Location
- 35 Jurong West Street 41 Singapore 649406 Singapore 1°20′50″N 103°43′21″E﻿ / ﻿1.3473°N 103.7224°E

Information
- School type: Government, co-educational
- Motto: Above All, Care
- Opened: 1986
- Session: Single Session
- School code: 3019
- Principal: Tang Tsin Wei
- Color: Maroon Green Navy Blue
- Website: yuhuasec.moe.edu.sg

= Yuhua Secondary School =

Co-educational government school in Jurong West, Singapore

Yuhua Secondary School (YHSS) is a co-educational government school in Jurong West, Singapore which offers the Express, Normal (Academic) and Normal (Technical) streams. It was founded in 1986.

==History==
The school began operations in 1986. In the 1990s, the school was well known for its hockey team.

From 2013 to 2014, the school was upgraded under the Programme for Rebuilding and Improving Existing Schools scheme. Under the upgrade, an auditorium, barrier-free access and an indoor sports hall were added. It absorbed Shuqun Secondary School in 2019.

==Identity and culture==
===School Crest===
The school crest of Yuhua Secondary consists of a letter Y and a letter H interweaved together, representing the strength in unity and effort exemplified by the school in pursuing excellence. The letters are made out of broad and narrow lines, signifying the many paths students of the school can take to achieve success.

=== School's Concert Band ===
Yuhua Secondary School concert band is a CCA which has been a strong stay of the school since the 1980s. The concert band has also participated in the 2018, 2023 and 2025 National Day Parade.

==Curriculum==
The school offers three academic streams to its students – the Express, Normal (Academic) and Normal (Technical) courses. The Express course consists of a four-year scheme preceding the Singapore-Cambridge GCE Ordinary Level examinations, while both the
Normal (Academic) and Normal (Technical) streams consist of a scheme over the same duration that culminates in the Singapore-Cambridge GCE Normal Level examination. Those in the Normal (Academic) course also have the option to continue one more year to the GCE Ordinary Level examination after completing their GCE Normal Level examinations.
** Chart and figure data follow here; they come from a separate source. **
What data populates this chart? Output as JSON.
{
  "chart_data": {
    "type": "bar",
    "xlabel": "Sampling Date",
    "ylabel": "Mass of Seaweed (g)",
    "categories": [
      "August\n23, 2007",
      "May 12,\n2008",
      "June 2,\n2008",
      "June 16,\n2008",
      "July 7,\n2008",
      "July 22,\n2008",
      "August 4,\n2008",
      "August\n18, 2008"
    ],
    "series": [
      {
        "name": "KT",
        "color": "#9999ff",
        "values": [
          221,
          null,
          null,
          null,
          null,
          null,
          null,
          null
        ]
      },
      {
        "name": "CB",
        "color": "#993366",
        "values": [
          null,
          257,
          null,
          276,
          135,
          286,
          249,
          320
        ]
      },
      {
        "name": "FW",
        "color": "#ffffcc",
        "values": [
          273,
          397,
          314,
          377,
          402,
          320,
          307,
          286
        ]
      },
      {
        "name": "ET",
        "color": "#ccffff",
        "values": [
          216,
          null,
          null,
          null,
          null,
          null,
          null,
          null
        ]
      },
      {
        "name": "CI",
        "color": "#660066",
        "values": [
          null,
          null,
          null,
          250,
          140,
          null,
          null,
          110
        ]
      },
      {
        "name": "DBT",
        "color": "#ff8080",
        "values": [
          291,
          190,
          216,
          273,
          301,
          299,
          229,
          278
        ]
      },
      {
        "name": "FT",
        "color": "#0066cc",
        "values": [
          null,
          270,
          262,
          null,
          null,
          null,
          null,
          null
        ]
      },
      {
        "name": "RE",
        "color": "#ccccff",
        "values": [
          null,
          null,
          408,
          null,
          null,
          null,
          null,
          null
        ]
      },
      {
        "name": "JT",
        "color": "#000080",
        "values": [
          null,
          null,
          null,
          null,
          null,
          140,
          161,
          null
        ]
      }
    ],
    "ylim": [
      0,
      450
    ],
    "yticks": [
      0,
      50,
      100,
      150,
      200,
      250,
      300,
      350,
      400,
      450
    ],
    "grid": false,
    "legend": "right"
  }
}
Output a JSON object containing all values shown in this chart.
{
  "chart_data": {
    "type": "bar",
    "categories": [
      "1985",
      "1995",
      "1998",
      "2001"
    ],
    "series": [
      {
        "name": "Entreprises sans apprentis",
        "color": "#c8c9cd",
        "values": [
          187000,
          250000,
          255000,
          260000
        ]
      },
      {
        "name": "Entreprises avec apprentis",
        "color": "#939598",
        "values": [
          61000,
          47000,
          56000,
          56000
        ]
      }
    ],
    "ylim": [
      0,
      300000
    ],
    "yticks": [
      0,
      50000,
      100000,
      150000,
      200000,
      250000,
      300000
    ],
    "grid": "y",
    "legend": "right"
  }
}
The school also offers a music programme known as Music Empowered Learners, Our Dynamic Yuhuans (MELODY). According to the school, this programme allows students to delve into different forms of music, as well as to show off their musical skills. Since 2016, the school has also offered the Enhanced Music Programme to its students and also Electronics as a new O Level Subject. There are also addition of new subjects for N Level students.

==Co-curricular activities==
Yuhua Secondary offers a total of 18 extra-curricular activities (−1 after merger), labelled as co-curricular activities (CCAs) by the Ministry of Education. These include sports, performing arts, clubs as well as uniformed groups. Several of these have managed to perform well for their school over the years.

The school's concert band has been awarded Certificates of Distinction for the Singapore Youth Festival ever since the method of judging was changed to the Arts Presentation Assessment in 2012. The school's Chinese dance troupe has also attained Certificates of Distinction and Accomplishment over the same period of time.

Uniformed Groups: National Cadet Corps (NCC), National Police Cadet Corps (NPCC), National Civil Defence Cadet Corps (NCDCC), Boys Brigade

Sports: Tchoukball, Volleyball, Floorball, Football, Wushu.

Performing Arts: Choir, Dance, Concert Band, Stagewright, Harmonica Band

Clubs and Societies: Media Resource Library, Tinkering and Robotics Club, Inforcomm and Media Club.